Vous expliquait-il pourquoi il vous sortait?
Non, mais je comprenais. Cela se passait souvent quand on gagnait et qu’il fallait préserver le résultat.
Votre progression passe-t-elle par un passage à l’étage supérieur?
C’est automatique. Plus on joue avec de meilleurs footballeurs, plus on progresse. J’aimerais que cette étape se fasse l’an prochain. En Ligue 1 ou à l’étranger. Le plus important n’est pas le club où je serais mais que j’atteigne le maximum de mon potentiel. Je ne veux pas avoir de regrets. Je veux m’amuser.
Vous avez accepté de reculer avec le Red Star en National pour mieux sauter vers l’élite. Vous sentez vous apte à passer ce cap?
Bien sûr. Serais je prêt? On ne le sait jamais à l’avance. J’essaie de faire le maximum. Il n’y a pas de limites. Jouer dans un club de l’élite en France ou ailleurs, c’est l’objectif depuis le début.
Quel type d’équipe correspondrait le mieux à votre manière de jouer?
Une formation qui joue et laisse libre cours à ses joueurs offensifs. Le football est en train d’évoluer. On voit que les équipes qui gagnent sont celles qui jouent au ballon. Celles qui sont agressives ensemble défensivement et offensivement. L’Espagne prend le dessus sur tout le monde avec de petits gabarits. En France, Lorient développe un beau jeu.
Y-a-t-il système de jeu qui a votre préférence?
Pas vraiment. Cela dépend des joueurs autour de soi, de la façon dont le coach pense.
Quels sont les championnats que vous aimez regarder à la télévision?
J’aime bien regarder la Ligue 1 française car il y a des footballeurs que je connais. A l’étranger, ce sont les gros matchs.
Sont-ce des pelouses que vous aimeriez fouler?
Je souhaiterais évoluer sur toutes les belles pelouses. J’aimerais bien jouer au Vélodrome mais contre l’OM. Ce serait beau dans ma ville.
A la trêve vous étiez à deux doigts de signer à Reims. En voyant la deuxième partie de saison du club et son statut de relégable, on peut se dire que vous avez eu du nez?

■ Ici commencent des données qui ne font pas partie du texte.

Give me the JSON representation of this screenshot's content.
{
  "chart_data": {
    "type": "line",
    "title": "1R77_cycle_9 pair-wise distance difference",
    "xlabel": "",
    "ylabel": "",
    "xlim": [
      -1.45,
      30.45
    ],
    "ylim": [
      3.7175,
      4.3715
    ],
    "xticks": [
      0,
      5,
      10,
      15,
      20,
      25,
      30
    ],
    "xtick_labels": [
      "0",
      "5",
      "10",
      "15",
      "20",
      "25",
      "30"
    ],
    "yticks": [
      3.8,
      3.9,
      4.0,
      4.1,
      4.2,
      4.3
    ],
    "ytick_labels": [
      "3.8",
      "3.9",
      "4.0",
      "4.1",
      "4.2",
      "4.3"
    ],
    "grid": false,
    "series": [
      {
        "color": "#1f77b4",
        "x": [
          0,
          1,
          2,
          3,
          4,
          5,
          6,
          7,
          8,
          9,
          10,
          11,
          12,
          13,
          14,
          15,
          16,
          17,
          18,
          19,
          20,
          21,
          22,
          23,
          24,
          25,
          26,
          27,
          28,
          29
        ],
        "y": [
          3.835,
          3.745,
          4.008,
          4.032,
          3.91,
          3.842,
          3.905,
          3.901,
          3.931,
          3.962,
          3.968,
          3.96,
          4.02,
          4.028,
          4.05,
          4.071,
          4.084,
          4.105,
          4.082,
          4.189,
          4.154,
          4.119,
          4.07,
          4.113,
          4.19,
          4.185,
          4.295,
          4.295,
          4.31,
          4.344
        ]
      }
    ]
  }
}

Je remercie le Red Star qui m’a un peu retenu. Même si au début j’étais tenté, la décision a été la bonne. C’est le destin.
En restant vous avez confirmé vos bonnes prestations. A en lire la presse, les prétendants sont plus nombreux aujourd’hui. Vous avez donc bien fait de ne pas bouger?
Oui. Je lis la presse mais il n’y a rien du tout en ce qui concerne certains clubs. J’étais à Nice avec mon agent. Nous avons été invités par Cyril Rool qui est son ami et pas par le club. Aujourd’hui, aucune équipe ne s’est manifestée.
Un club comme le LOSC avec un entraineur comme Antonetti peut-il être un lieu idéal pour progresser?
Oui. On s’est mis d’accord avec le Red Star pour que je parte cet été. J’ai pas mal progressé ici. C’est le moment d’aller voir au dessus. Je verrais le projet de chaque club et le coach qui me veut vraiment.
La presse belge annonce que le Standard de Liège se serait également positionné ces derniers temps. Un départ vers la Belgique peut-il être envisagé?
J’ai un ami qui joue à Bruges. C’est l’un des meilleurs buteurs. Il me dit du bien de ce championnat qui recèle de grandes équipes. Pourquoi pas? Toutes ces questions viendront sur la table en juin.Ce qui est sûr,c’est qu’il n’y a rien. Ce n’est pas de la langue de bois.